Interestingly, we evangelicals seem to recognize the need for some type of initiation ceremony or rite of passage to mark the Christian rebirth. But strangely enough, we have generally rejected the historical ceremony of the baptismal rebirth and have developed our own special ceremony-the altar call. When Peter preached to the Jews on the day of Pentecost, his hearers asked him, "What shall we do?" (Acts 2:37). Did Peter tell them to walk up to the front of the crowd and invited Jesus to come into their hearts? No, he told them, "Repent, and let each of you be baptized in the name of Jesus Christ for the forgiveness of your sins" (Acts 2:38 NAS).

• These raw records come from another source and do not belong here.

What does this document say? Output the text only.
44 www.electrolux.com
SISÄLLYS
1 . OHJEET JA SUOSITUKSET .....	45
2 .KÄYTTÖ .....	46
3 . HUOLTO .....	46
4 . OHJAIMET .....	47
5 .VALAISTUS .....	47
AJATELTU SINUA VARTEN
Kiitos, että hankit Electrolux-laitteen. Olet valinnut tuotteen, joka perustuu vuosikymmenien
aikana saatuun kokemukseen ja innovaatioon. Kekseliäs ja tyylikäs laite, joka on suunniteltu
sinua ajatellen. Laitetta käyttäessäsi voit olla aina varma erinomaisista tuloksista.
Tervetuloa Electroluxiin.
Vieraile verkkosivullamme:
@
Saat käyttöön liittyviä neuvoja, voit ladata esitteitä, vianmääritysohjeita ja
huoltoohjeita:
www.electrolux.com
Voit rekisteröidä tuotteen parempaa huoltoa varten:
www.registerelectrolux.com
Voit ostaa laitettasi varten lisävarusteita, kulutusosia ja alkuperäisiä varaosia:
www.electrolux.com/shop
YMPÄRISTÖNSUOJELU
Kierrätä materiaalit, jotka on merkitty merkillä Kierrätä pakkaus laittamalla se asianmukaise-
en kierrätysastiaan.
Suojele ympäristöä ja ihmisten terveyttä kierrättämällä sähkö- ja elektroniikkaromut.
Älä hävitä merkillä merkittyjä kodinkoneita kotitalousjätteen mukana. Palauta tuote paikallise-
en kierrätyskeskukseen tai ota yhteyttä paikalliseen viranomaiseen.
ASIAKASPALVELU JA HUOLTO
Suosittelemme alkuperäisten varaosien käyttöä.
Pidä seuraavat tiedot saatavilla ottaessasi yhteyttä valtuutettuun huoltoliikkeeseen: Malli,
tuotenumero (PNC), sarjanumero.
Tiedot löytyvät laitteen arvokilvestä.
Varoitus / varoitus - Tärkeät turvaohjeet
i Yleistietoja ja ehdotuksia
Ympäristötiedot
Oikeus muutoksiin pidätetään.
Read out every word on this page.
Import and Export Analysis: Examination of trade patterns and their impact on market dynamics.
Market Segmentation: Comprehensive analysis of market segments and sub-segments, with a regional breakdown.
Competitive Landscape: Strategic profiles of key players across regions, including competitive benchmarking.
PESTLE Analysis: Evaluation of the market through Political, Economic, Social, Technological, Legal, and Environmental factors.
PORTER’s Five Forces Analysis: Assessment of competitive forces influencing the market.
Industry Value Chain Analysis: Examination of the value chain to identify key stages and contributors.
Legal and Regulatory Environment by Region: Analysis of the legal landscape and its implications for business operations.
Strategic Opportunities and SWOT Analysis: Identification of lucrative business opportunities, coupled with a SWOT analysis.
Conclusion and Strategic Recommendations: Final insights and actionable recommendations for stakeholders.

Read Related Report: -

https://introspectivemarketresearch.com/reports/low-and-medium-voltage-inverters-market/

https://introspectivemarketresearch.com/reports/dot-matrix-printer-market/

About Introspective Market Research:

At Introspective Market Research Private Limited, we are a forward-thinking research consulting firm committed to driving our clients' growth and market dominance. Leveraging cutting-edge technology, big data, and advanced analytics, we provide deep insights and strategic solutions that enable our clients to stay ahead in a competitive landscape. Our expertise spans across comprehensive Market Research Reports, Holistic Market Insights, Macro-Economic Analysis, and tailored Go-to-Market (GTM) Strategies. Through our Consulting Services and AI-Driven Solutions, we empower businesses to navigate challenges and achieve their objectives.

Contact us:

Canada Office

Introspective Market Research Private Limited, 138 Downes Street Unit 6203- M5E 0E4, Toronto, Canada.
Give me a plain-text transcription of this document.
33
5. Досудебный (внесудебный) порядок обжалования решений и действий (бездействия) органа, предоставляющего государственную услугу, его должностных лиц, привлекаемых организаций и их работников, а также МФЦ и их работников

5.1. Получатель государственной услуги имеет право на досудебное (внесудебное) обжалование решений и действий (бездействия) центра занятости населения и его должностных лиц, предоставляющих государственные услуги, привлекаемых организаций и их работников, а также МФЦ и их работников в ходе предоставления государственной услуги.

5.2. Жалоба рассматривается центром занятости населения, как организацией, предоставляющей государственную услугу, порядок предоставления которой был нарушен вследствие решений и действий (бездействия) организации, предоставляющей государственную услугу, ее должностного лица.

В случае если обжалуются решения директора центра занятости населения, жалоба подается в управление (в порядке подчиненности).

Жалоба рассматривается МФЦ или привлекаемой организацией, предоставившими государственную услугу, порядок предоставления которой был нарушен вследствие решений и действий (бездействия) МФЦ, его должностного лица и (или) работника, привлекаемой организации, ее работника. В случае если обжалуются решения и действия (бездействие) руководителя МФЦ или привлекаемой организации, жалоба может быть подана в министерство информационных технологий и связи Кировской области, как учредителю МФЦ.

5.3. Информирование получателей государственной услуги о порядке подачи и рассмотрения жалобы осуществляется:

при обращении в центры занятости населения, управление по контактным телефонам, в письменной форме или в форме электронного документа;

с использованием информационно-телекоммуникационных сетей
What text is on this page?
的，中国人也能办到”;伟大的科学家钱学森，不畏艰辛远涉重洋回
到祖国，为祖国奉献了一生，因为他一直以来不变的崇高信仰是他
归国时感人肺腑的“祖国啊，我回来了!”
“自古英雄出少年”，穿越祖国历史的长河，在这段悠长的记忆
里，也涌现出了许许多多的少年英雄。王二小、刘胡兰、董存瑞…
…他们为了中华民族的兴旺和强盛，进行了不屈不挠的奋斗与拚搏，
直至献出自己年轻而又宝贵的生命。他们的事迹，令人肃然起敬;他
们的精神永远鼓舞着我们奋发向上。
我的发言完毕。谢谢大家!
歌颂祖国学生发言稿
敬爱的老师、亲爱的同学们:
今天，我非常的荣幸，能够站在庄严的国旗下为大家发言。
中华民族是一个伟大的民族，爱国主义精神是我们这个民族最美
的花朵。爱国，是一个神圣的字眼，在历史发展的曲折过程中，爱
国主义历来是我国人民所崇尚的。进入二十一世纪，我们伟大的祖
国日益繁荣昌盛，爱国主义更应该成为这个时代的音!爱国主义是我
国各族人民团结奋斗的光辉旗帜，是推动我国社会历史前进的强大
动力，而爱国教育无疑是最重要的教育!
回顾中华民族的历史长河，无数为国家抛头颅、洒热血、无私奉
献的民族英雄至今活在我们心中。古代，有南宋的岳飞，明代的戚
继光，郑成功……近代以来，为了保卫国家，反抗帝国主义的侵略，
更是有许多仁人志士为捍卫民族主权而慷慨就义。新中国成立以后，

After Phillip explained the gospel to the Ethiopian eunuch, what did he do? He immediately baptized him (Acts 8:34-38). Likewise, when God demonstrated to Peter (by the outpouring of the Spirit on Cornelius) that Christianity was open to Gentiles, the firs thing that Peter did was to baptize Cornelius and his family (Acts 10:44-48). When Paul preached in the middle of the night to the 14Philippian jailer and his household, did Paul then hold an altar call? No! The Scriptures say, "then they spoke the word of the Lord to him and to all the others in his house. At that hour of the night the jailer took them and washed their wounds; then immediately he and all his family were baptized" (Acts 16:32,33).
Since we feel the need to associate our spiritual rebirth with a fixed day and hour, why don't' we tie it to baptism, rather than to the altar call? Actually, the altar call and associate prayers are a product of the revival movements of the eighteenth and nineteenth centuries, and they were unknown to any Christians before that time.